Tra i maori neozelandesi in assemblea ha diritto di parola
esclusivamente l’anziano, i giovani tacciono. A culture loquaci
(latine, africane, indiane) corrispondono culture silenziose
(giapponese, nativi del Nord America, lapponi svedesi) (Anolli,
2004).
Un apologo in voga tra gli studenti indiani di fine Ottocento
che frequentavano le università inglesi di Oxford e Cambridge
rende conto di quanto incomprensibili potessero sembrare alcuni
segni di riservatezza e di aplombe anglosassone ad uno studente
indiano migrante. Alcune persone soccorrono in mare un bagnante
che rischia di annegare, solo un inglese resta fermo impassibile
sulla spiaggia. Alla richiesta di spiegazioni sul motivo che
lo abbia spinto a non intervenire l’inglese risponde placidamente
- “perché ci conosciamo? -.
La prospettiva costruttivista fa delle emozioni una sorta
di etichetta culturale la cui variabilità costituisce la grammatica
emotiva delle popolazioni, ovvero quell’insieme di espressioni
linguistiche , paralinguistiche e non verbali che connotano
gli stati emotivi individuali e collettivi. La stessa espressione
delle emozioni è incentivata o disincentivata a seconda dell’appartenenza
culturale e a seconda delle differenze di status socio-economico
all’interno della medesima cultura.
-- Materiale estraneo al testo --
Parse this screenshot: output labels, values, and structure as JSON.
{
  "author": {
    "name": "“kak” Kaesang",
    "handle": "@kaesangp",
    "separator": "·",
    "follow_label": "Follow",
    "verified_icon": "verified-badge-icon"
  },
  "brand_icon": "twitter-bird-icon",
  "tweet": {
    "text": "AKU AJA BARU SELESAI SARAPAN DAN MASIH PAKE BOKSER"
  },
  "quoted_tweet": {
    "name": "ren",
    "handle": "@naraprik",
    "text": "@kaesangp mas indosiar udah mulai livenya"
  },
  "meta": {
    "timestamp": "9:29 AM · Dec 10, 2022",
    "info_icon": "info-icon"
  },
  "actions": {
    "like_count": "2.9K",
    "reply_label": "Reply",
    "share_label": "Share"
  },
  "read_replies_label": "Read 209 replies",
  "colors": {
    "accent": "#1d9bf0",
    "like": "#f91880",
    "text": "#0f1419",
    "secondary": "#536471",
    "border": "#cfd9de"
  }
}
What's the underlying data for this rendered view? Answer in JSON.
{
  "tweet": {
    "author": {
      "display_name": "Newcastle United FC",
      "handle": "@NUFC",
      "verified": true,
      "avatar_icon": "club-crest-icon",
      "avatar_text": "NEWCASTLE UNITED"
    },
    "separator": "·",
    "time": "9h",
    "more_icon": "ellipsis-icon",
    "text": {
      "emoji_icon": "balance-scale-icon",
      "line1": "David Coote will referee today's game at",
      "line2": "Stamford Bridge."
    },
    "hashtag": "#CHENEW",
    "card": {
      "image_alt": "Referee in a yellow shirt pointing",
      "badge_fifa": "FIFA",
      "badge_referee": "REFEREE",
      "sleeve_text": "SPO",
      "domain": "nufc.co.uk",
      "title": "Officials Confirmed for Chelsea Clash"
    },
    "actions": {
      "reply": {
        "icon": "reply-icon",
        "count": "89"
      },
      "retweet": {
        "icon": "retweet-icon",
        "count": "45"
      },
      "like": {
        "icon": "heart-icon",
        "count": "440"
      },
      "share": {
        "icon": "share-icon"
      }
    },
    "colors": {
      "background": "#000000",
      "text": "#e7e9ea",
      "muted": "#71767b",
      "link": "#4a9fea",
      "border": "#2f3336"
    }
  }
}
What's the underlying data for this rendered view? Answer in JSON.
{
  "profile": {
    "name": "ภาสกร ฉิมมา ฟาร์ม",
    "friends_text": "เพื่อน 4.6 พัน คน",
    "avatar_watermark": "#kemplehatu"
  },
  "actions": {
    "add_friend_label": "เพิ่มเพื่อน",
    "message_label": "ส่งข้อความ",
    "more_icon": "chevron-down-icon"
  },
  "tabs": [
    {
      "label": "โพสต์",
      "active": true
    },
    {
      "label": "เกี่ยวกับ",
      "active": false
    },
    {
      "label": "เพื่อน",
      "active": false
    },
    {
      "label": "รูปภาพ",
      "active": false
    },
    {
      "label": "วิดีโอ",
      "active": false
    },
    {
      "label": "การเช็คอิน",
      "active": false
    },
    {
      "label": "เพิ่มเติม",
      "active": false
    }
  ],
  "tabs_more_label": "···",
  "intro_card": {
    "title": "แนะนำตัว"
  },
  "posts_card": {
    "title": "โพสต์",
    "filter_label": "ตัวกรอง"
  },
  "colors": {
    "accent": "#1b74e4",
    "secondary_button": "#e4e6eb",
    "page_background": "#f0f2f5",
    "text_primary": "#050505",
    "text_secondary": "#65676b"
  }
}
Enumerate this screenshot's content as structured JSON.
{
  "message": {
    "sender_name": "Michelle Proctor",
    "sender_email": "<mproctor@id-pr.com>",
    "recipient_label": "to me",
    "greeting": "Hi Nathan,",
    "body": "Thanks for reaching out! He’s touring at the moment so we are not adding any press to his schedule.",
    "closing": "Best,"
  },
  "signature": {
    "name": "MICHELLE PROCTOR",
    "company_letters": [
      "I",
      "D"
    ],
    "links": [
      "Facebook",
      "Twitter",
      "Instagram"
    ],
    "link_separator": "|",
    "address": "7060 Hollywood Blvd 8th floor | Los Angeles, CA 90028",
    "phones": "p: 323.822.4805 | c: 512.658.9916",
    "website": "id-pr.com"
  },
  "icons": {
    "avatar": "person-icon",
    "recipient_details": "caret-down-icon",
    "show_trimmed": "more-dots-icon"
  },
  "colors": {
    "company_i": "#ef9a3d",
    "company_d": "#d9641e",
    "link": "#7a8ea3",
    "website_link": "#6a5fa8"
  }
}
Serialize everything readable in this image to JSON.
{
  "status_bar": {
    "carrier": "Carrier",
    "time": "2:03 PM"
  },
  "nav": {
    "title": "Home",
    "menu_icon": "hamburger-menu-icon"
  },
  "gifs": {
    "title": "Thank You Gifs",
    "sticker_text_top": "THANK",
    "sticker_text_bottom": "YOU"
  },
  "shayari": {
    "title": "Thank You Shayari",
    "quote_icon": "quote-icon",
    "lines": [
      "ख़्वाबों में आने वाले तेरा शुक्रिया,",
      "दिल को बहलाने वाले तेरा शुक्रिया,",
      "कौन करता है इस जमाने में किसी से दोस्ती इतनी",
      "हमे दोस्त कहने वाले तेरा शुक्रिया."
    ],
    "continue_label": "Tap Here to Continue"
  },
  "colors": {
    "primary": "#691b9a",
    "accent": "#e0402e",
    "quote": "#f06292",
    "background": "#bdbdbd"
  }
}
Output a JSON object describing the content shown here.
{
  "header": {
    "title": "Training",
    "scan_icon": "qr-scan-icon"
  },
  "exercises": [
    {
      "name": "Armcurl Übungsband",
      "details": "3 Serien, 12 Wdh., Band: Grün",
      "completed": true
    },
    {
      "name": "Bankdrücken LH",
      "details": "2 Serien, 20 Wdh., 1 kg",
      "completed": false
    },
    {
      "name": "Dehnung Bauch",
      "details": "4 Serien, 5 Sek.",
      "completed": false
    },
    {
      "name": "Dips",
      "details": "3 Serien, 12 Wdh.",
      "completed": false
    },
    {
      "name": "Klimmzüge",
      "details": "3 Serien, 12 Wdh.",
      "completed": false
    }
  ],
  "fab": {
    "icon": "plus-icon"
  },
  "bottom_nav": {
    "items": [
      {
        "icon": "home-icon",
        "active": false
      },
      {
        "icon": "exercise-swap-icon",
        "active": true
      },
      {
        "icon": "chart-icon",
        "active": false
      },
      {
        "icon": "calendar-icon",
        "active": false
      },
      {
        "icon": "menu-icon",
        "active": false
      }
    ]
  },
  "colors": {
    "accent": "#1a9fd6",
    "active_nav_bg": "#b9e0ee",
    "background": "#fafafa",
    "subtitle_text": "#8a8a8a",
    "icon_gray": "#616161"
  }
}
L’interpretazione delle
espressioni facciali è solo parzialmente riducibile a degli
universali omogenei ed indifferenziati, piuttosto il contesto
entro cui viene letta un’espressione emotiva può essere utile
ad un’interpretazione trasversale alle culture e limitare
la possibilità di equivoci (Fernandez-Dols, 1999).
La costellazione di valori che esprimono all’interno di una
cultura un certo grado di desiderabilità sociale, contribuiscono
al mantenimento dell’ equilibrio e dello status quo, preservando
l’individuo e la comunità da fenomeni di disagio, devianza
e dissoluzione. I valori sono costrutti condivisi socialmente
che polarizzano semantiche del tipo giusto/sbagliato, desiderabile/esecrabile,
bene/male ec. Essi determinano e accentuano le differenze
e spesso definiscono un tipo di costrutto dicotomico etnocentrico
che separa il noi dal voi, lo stato canaglia dal regno del
bene, reificando metafore locali di matrice politica (La Democrazia),
sociale (L’Uguaglianza) e religiosa (Il Dio Unico) e facendone,
dunque, la soluzione universalistica ai dolori, alle ingiustizie
e alla crudeltà del genere umano.
Il corpus di valori che statisticamente appaiono condivisi
e salienti all’interno di una popolazione delimita il sistema
morale della popolazione stessa. Il sistema valoriale di un
gruppo umano presenta regolarità spazio-temporali tali da
marcare le differenze tra diversi gruppi sociali e tali da
delimitare quello che Bateson (1972) definisce “carattere
nazionale”. Morali a confronto si strutturano in una gerarchia
di potere in cui, in nome della “sovranità” e della “democrazia”,
la ragione del più forte appare “mondializzare” il proprio
sistema valoriale al di fuori dello spazio e del tempo, “..collocazione
insostituibile di un deserto nel deserto’” (Derrida, pg.15).
I pregiudizi come orientatori di scopi e credenze
La connotazione negativa che il senso comune tributa al concetto
di pregiudizio non rende conto dell’importanza del valore
orientativo che un tale procedimento cognitivo ed emotivo
ha nel raggiungimento di obiettivi e nel costituirsi di credenze
idiosincratiche che consentano all’uomo di costruire la propria
esperienza anticipando gli eventi e di costruire la propria
realtà individuale, micro e macro sociale (Kelly, 1955).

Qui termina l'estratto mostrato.